Djibouti cuts ties with Iran after attacks on Saudi missions
When asked what it would take for ties to be restored, Saudi UN Ambassador Abdallah Al-Mouallimi told reporters: “Very simple – Iran to cease and desist from interfering in the internal affairs of other countries, including our own”. He added Saudi Arabia’s move to sever diplomatic ties between the two countries would impair regional stability.
Saudi Arabia can not respond to criticism of its regime by cutting off heads, Iranian President Hassan Rouhani said Tuesday following Riyadh’s execution of a prominent Shiite cleric.
ISRAEL – Israel considers Iran to be its greatest regional threat because of its nuclear program, its arsenal of long-range missiles, its support of anti-Israel militant groups and its repeated threats to destroy it. While Israel has no direct ties to Saudi Arabia either, the countries have come closer because of a shared concern over Iran’s growing influence.
“Already both Bahrain and Sudan have cut off ties”. In response, the Iranian Foreign Ministry spokesman Hossein Jaber Ansari says his country is committed to protecting diplomatic missions and reiterated that no Saudi diplomats were harmed during the attacks.

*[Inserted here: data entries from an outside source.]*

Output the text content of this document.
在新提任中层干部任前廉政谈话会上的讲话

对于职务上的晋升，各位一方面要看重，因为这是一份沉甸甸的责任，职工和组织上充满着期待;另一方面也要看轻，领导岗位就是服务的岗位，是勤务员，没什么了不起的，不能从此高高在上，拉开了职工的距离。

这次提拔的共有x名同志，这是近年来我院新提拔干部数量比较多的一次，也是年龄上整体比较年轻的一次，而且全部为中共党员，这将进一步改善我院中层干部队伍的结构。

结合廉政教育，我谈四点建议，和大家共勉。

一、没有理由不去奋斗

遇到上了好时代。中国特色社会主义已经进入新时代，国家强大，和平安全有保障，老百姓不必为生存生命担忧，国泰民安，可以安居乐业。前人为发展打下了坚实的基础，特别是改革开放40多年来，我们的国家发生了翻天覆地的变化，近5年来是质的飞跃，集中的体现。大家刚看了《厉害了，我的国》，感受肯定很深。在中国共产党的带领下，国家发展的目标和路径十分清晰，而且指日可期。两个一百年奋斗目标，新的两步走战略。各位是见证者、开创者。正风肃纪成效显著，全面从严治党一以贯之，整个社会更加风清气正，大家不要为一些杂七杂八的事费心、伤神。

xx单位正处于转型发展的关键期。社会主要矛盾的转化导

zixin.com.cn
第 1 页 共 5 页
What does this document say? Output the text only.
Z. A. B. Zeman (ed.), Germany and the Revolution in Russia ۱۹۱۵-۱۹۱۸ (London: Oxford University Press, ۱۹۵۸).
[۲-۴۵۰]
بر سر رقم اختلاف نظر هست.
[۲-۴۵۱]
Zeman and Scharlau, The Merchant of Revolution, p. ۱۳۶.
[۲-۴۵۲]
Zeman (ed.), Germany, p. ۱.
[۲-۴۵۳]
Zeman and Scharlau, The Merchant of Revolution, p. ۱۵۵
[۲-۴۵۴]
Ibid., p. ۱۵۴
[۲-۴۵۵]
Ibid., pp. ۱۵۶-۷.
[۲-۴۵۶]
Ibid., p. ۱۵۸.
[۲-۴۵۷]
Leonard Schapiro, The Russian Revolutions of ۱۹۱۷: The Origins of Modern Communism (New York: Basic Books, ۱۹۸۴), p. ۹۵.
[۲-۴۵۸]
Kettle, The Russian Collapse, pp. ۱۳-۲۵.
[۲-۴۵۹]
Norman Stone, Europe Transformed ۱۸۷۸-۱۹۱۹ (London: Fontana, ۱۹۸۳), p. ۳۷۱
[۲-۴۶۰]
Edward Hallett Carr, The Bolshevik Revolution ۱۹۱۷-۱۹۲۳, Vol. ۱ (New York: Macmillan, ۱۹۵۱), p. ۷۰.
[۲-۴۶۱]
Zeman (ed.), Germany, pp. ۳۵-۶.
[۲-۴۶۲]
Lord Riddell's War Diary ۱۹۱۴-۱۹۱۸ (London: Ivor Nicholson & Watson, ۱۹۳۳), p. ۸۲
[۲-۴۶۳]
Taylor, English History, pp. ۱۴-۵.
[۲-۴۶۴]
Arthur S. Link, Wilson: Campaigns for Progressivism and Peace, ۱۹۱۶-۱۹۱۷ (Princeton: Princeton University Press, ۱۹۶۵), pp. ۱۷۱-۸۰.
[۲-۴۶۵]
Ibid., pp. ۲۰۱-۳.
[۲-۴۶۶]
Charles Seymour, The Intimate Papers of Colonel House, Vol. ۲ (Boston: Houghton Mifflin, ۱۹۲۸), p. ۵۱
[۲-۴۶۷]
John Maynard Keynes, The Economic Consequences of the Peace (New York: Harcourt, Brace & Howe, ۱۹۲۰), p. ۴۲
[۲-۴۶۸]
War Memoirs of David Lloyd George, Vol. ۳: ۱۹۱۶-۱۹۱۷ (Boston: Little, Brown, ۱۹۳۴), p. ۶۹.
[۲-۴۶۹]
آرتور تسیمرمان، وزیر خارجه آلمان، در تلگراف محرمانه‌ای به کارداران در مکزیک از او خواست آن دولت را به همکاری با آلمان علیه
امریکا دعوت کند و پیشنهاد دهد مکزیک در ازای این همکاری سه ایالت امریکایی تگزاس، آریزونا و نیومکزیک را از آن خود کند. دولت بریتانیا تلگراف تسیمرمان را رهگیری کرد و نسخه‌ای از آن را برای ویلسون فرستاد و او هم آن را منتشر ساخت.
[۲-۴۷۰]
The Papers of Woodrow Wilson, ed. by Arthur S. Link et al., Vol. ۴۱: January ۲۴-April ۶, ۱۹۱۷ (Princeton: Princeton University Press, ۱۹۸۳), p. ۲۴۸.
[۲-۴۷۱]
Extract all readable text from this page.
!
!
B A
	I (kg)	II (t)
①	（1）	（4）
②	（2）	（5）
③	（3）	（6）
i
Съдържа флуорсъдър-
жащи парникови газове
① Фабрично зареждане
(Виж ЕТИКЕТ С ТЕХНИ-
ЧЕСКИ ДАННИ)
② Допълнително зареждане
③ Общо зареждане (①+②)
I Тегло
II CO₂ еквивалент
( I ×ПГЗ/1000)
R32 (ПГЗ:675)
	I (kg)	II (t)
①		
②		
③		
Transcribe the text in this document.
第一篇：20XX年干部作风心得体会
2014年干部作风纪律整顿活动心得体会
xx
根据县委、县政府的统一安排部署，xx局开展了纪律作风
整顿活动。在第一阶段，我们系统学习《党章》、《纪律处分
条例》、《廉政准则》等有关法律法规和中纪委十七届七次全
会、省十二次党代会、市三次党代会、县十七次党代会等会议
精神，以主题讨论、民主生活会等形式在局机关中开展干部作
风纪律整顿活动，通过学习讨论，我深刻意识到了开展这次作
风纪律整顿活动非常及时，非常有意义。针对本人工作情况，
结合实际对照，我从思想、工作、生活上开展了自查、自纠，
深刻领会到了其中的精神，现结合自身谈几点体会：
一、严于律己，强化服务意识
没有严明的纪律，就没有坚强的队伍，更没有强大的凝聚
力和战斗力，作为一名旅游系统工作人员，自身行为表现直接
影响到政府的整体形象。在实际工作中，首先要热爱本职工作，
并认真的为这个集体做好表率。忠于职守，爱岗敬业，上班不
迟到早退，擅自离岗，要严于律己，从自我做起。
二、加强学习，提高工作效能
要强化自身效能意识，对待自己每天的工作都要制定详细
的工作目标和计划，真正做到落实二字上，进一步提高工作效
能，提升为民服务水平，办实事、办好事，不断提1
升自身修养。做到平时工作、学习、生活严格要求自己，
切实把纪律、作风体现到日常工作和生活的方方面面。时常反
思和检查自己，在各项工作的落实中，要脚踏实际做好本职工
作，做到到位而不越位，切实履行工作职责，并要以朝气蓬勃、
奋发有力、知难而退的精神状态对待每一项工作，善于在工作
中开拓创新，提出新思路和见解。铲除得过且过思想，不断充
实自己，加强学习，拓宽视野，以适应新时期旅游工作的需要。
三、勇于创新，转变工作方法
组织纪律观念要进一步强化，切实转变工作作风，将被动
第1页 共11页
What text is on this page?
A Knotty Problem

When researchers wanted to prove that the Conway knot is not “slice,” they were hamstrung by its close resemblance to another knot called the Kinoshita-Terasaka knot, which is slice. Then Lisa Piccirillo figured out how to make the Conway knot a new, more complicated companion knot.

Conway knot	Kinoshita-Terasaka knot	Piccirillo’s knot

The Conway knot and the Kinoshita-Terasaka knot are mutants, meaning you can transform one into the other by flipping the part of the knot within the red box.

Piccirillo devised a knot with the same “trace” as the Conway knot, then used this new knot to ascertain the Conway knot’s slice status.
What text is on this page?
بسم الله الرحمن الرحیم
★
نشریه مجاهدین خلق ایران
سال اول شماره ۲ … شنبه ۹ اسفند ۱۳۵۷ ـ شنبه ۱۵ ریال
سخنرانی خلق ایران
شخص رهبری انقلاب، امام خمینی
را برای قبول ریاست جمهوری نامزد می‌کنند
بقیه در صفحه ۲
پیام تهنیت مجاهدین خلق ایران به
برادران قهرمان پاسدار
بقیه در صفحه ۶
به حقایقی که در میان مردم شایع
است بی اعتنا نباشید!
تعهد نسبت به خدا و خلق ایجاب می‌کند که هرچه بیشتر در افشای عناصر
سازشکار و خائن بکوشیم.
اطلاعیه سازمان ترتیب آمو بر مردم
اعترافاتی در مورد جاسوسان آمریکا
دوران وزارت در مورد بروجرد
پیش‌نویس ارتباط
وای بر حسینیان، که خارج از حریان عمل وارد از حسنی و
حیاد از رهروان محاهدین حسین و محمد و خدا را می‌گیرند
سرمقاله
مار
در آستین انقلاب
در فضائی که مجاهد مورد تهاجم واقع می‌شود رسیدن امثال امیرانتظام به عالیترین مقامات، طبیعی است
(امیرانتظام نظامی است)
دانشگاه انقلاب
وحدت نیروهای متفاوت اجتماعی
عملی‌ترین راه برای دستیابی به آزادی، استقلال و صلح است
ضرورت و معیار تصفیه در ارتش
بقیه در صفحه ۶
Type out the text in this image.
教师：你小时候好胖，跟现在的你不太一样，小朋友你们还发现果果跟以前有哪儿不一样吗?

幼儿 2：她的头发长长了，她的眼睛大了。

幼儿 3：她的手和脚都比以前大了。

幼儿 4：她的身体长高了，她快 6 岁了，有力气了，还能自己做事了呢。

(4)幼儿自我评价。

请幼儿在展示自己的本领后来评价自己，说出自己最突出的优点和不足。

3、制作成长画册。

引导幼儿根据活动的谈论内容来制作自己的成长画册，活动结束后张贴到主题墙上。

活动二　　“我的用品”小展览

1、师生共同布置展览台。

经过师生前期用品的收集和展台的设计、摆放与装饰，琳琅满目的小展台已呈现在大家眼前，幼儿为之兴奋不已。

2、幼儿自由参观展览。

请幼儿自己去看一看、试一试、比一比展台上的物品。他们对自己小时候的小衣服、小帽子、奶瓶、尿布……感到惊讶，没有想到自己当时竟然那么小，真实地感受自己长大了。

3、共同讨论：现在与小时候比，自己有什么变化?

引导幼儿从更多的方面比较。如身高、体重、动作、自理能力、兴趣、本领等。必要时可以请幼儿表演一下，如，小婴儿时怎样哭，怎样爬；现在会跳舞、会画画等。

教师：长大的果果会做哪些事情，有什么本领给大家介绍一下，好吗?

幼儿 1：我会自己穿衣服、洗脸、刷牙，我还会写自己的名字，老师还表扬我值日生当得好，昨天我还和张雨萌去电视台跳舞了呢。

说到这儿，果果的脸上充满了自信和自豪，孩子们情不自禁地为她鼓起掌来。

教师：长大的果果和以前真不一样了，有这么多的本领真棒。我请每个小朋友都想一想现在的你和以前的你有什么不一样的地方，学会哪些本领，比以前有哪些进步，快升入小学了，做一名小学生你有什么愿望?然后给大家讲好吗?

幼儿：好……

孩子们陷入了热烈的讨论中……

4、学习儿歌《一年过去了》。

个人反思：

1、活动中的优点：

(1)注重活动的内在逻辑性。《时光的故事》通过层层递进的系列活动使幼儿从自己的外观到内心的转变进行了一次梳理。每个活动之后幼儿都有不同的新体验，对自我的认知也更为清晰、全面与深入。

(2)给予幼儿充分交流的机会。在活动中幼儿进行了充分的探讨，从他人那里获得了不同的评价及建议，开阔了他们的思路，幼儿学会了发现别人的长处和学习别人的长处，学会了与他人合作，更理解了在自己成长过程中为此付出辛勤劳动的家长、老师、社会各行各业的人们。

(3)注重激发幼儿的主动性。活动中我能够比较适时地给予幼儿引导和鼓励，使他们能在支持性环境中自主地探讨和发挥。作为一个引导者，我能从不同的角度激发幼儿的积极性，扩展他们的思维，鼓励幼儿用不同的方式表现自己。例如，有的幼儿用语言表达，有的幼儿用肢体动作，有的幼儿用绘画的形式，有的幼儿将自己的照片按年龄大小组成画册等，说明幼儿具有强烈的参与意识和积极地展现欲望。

And he compared Riyadh’s “immature reaction” to the attacks with Iran’s “restraint” after 464 Iranian pilgrims died in a stampede at the hajj in Saudi Arabia in September. In its most recent human rights report, the State Department faulted Saudi Arabia for, among other things, “holding political prisoners; denial of due process; [and] arbitrary arrest and detention”.
David Cameron has postponed a planned visit to Saudi Arabia, but Downing Street claimed the delay was unrelated to the mass executions carried out by the Gulf State on Friday. By allowing a mob to ransack the Saudi embassy in Tehran, Iran failed in its obligation to protect foreign diplomatic missions.
“It’s not having an effect at the moment”, but “it’s something we’re tracking closely”, Navy Capt. Jeff Davis, a Pentagon spokesman, said of the escalating dispute between the Sunni Saudi kingdom and the Shia Iranians over the execution by the Saudis of a Shia cleric.
And then there’s the most severe Saudi-Iranian proxy conflict: the war in Syria, which sees Riyadh and Tehran supporting different sides in a seemingly intractable civil conflict that has killed around 250,000-300,000 people and displaced around 11m.
Instead, “it is Saudi Arabia that will suffer”, Nobakht said.
Western powers, many of which supply billions of dollars worth of weaponry to Gulf Arab powers, tried to tamp down the tensions with Iran but also deplored the executions, as human rights groups strongly criticized Saudi Arabia’s judicial process and protesters gathered outside Saudi embassies.
They “had no justification in accordance with religious teachings or the point of view of global rules”, and were “beneath the Iranian people”, he said.
Gambrell reported from Dubai, United Arab Emirates.
That’s why the only real solution to this political crisis is in Iran’s hands.
Some were beheaded and others were executed by firing squad.